Sure there is, it's the one for people who are trying to avoid unjust legal recourse.
I said little room, not no room. For most entities using crypto where legal recourse is a more realistic threat model than scammers/hackers it isn't the unjust kind they are so worried about.
The "violence" in that case is taking someone's money away so they might lose their home or starve.
This comment ignores the cost of deploying government violence. In most of the world the government cannot "just" rubber hose every petty criminal on the basis that "he might have some crypto he's not telling us about". The people would not stand for it.
I think you misunderstood my comment. The scenario I was thinking of is something like a blockchain contract that declares you own a block of land.

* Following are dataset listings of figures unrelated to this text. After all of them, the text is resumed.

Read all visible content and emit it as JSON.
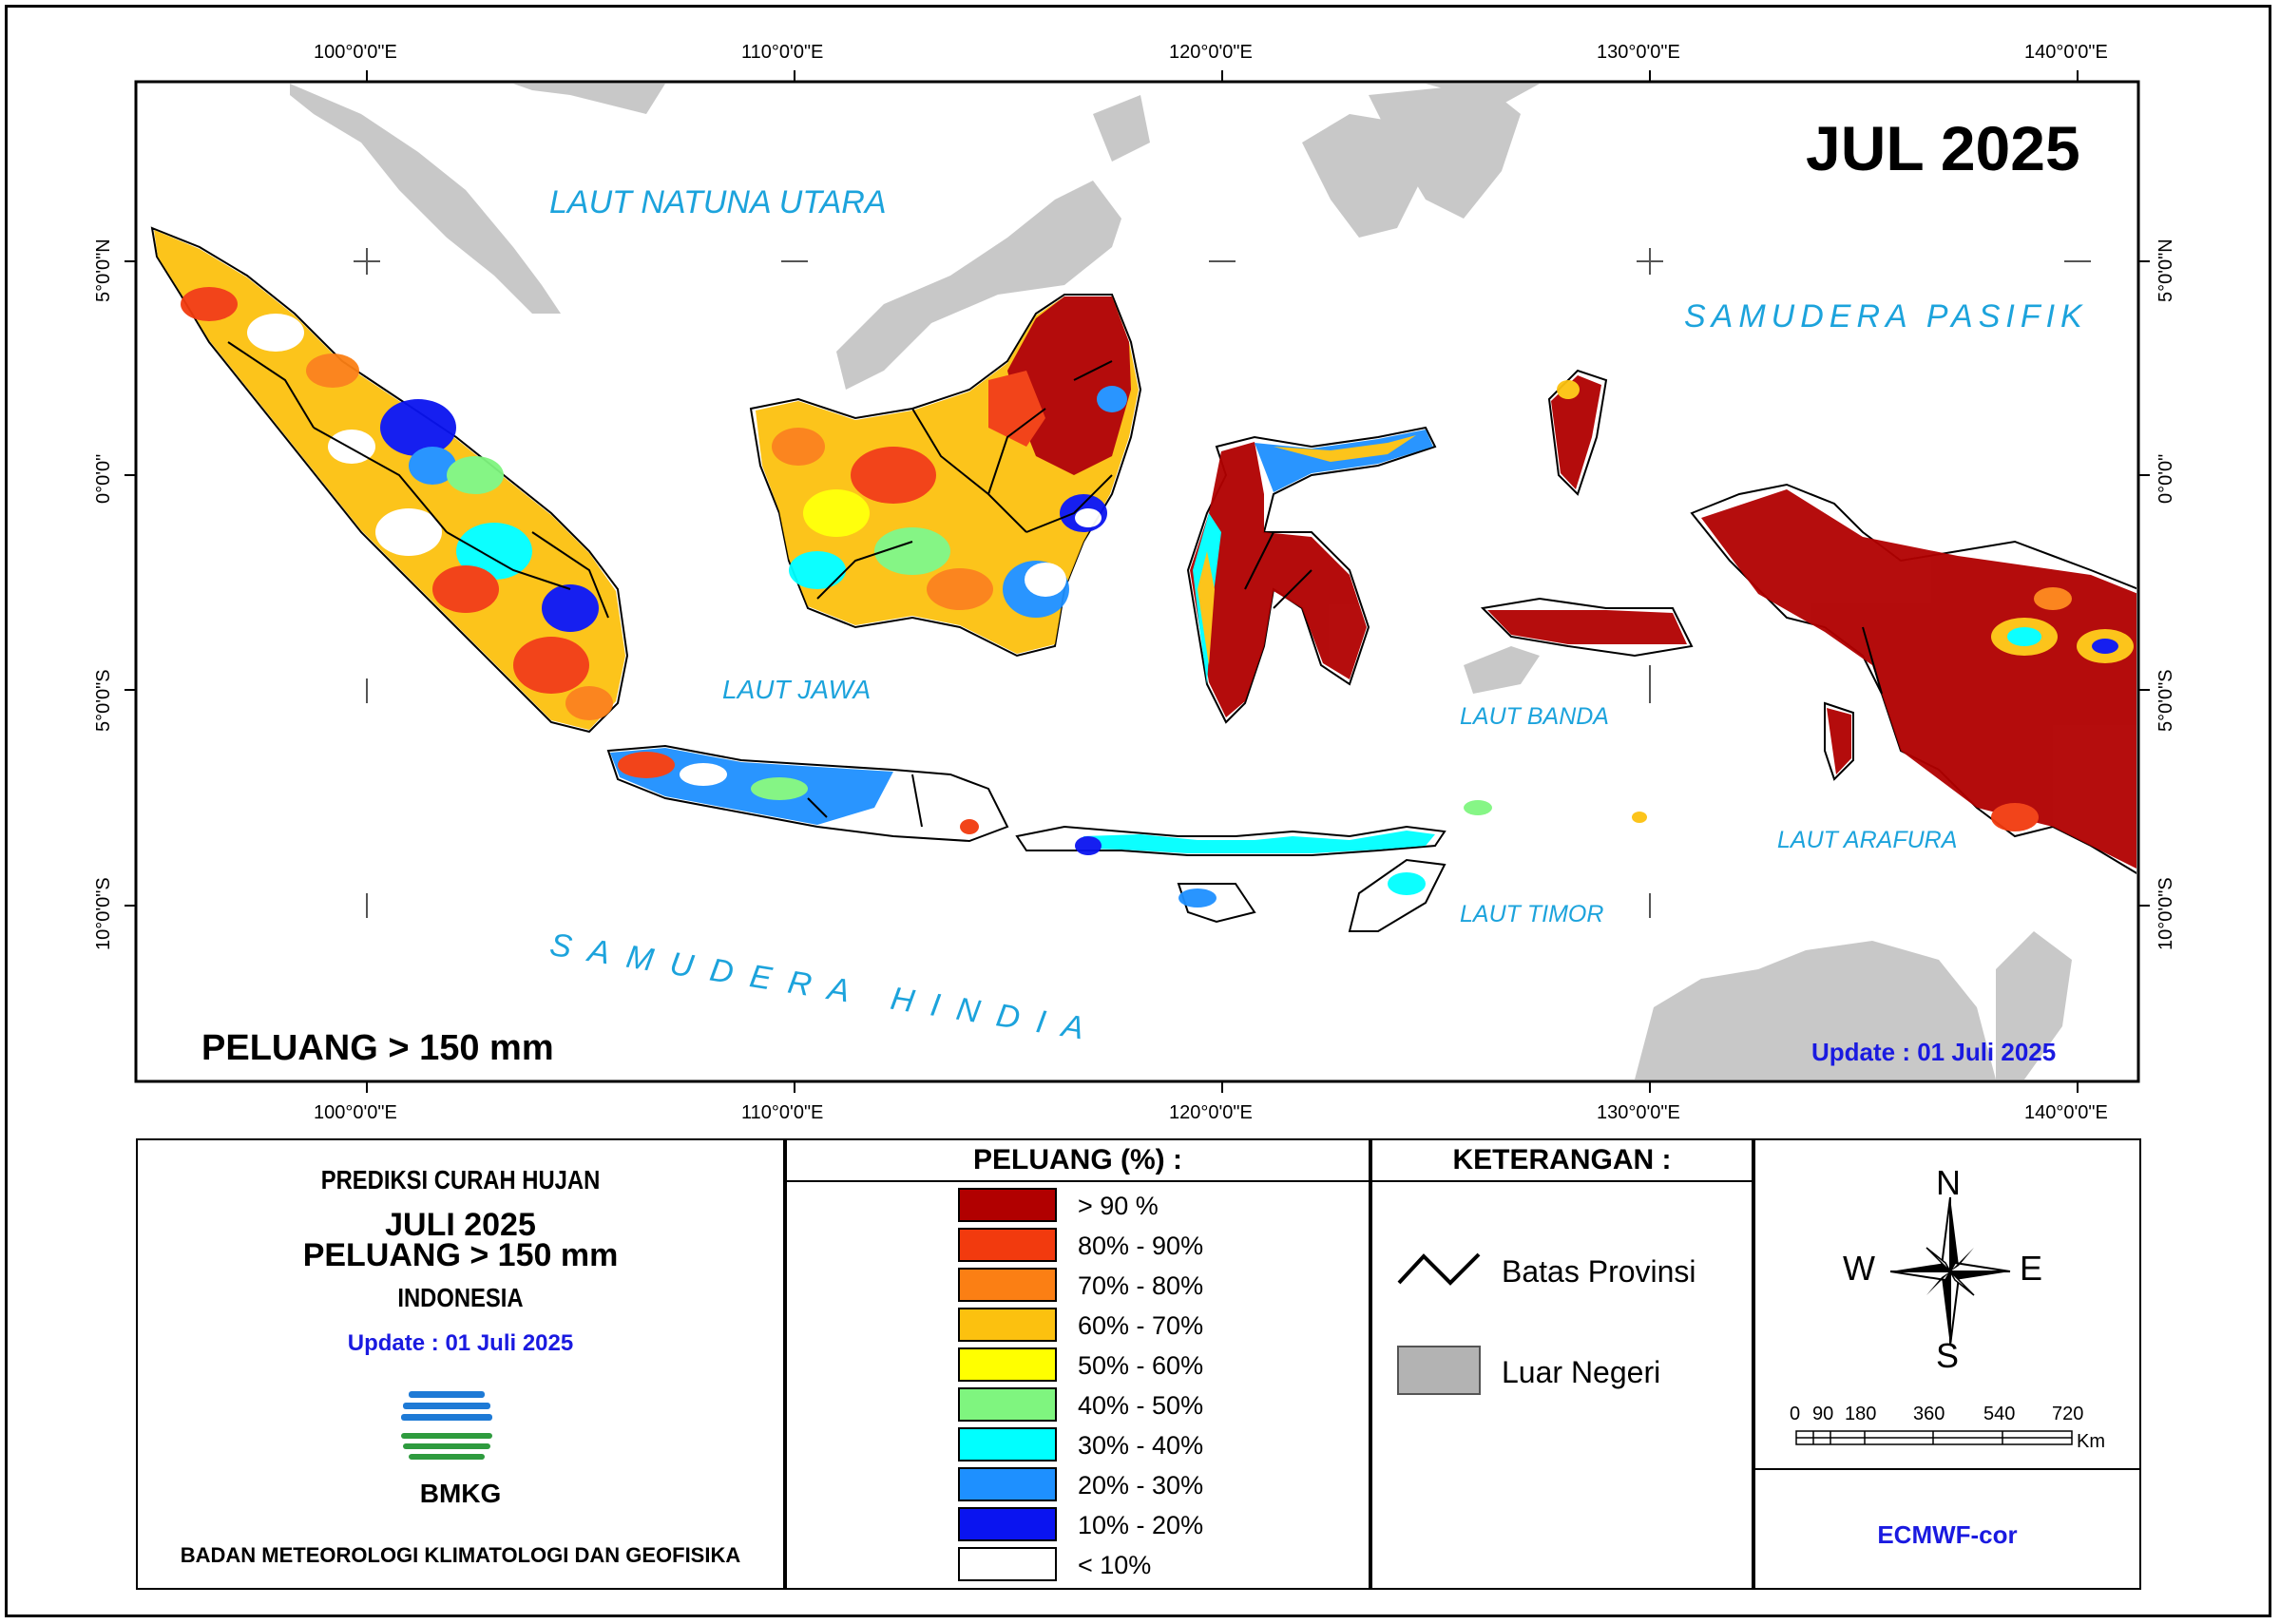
{
  "map": {
    "month_title": "JUL 2025",
    "subtitle": "PELUANG > 150 mm",
    "update": "Update : 01 Juli  2025",
    "top_ticks": [
      "100°0'0\"E",
      "110°0'0\"E",
      "120°0'0\"E",
      "130°0'0\"E",
      "140°0'0\"E"
    ],
    "bottom_ticks": [
      "100°0'0\"E",
      "110°0'0\"E",
      "120°0'0\"E",
      "130°0'0\"E",
      "140°0'0\"E"
    ],
    "left_ticks": [
      "5°0'0\"N",
      "0°0'0\"",
      "5°0'0\"S",
      "10°0'0\"S"
    ],
    "right_ticks": [
      "5°0'0\"N",
      "0°0'0\"",
      "5°0'0\"S",
      "10°0'0\"S"
    ],
    "sea_labels": {
      "natuna": "LAUT NATUNA UTARA",
      "pasifik": "SAMUDERA PASIFIK",
      "jawa": "LAUT JAWA",
      "banda": "LAUT BANDA",
      "arafura": "LAUT ARAFURA",
      "timor": "LAUT TIMOR",
      "hindia": "SAMUDERA HINDIA"
    }
  },
  "info_panel": {
    "line1": "PREDIKSI CURAH HUJAN",
    "line2": "JULI 2025",
    "line3": "PELUANG > 150 mm",
    "line4": "INDONESIA",
    "update": "Update : 01 Juli  2025",
    "logo_text": "BMKG",
    "agency": "BADAN METEOROLOGI KLIMATOLOGI DAN GEOFISIKA"
  },
  "legend": {
    "title": "PELUANG (%) :",
    "items": [
      {
        "label": "> 90 %",
        "color": "#b10000"
      },
      {
        "label": "80% - 90%",
        "color": "#f23a0e"
      },
      {
        "label": "70% - 80%",
        "color": "#fb7f14"
      },
      {
        "label": "60% - 70%",
        "color": "#fcc10f"
      },
      {
        "label": "50% - 60%",
        "color": "#ffff00"
      },
      {
        "label": "40% - 50%",
        "color": "#7ff57f"
      },
      {
        "label": "30% - 40%",
        "color": "#00ffff"
      },
      {
        "label": "20% - 30%",
        "color": "#1e90ff"
      },
      {
        "label": "10% - 20%",
        "color": "#0a14f0"
      },
      {
        "label": "< 10%",
        "color": "#ffffff"
      }
    ]
  },
  "keterangan": {
    "title": "KETERANGAN :",
    "item1": "Batas Provinsi",
    "item2": "Luar Negeri",
    "item2_color": "#b3b3b3"
  },
  "compass": {
    "n": "N",
    "s": "S",
    "e": "E",
    "w": "W"
  },
  "scalebar": {
    "ticks": [
      "0",
      "90",
      "180",
      "360",
      "540",
      "720"
    ],
    "unit": "Km"
  },
  "model": "ECMWF-cor"
}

If a hacker stole the NFT land contract, the government and society would still agree it belongs to the real owner and thus the blockchain out of sync with reality.

A smart contract can't physically secure ownership of land.

Even if the people did stand for it, it still costs money and human effort for the government to pay its police employees to do the rubber-hosing - and there are principle-agent problems like government agents being susceptible to bribes (perhaps in cryptocurrency!), being too lazy to enforce the written laws, or having personal scruples about cryptocurrency use.
There are already N governments, why would making government N+1 improve anything.
Imagine we had a versioned database with all the laws from all countries where one could compare them side by side. We could begin to understand the mood or spirit of each effort.

Law makers wouldn't need to pretend they are doing something unique.

You might do the same with all infrastructure projects. They can't all be cheap. Half should more expensive than average. It should be fascinating to see where the extra money is going.

Some goes towards corruption, some into incompetence but there should also be plenty of praise worthy efforts.

It seems we have the tools to do such things now without breaking the bank.

Think of the law as a truly outdated code base. Why would you do a rewrite you ask? Because we've learned a thing or two along the way?

> Imagine we had a versioned database with all the laws from all countries where one could compare them side by side. We could begin to understand the mood or spirit of each effort.

It would be good. There have been some attempts at source code style revision management for statutes (such as https://www.lafabriquedelaloi.fr/ ). Are they a useful start? What should be the next step?

I like the idea, especially the amendments you can visualize almost like a commit tree. They should add something to search like the oldest laws which often are deprecated and useless, in order to help get rid of them.

Last but not least, it is to maintain this website, last updates seem to be from 2022. But I can't manage to imagine if it's a lot of work or not.

Get more people involved to lower the bus factor and get people to pay for it. Coordinate with different countries?

Do what you enjoy or think meaningful.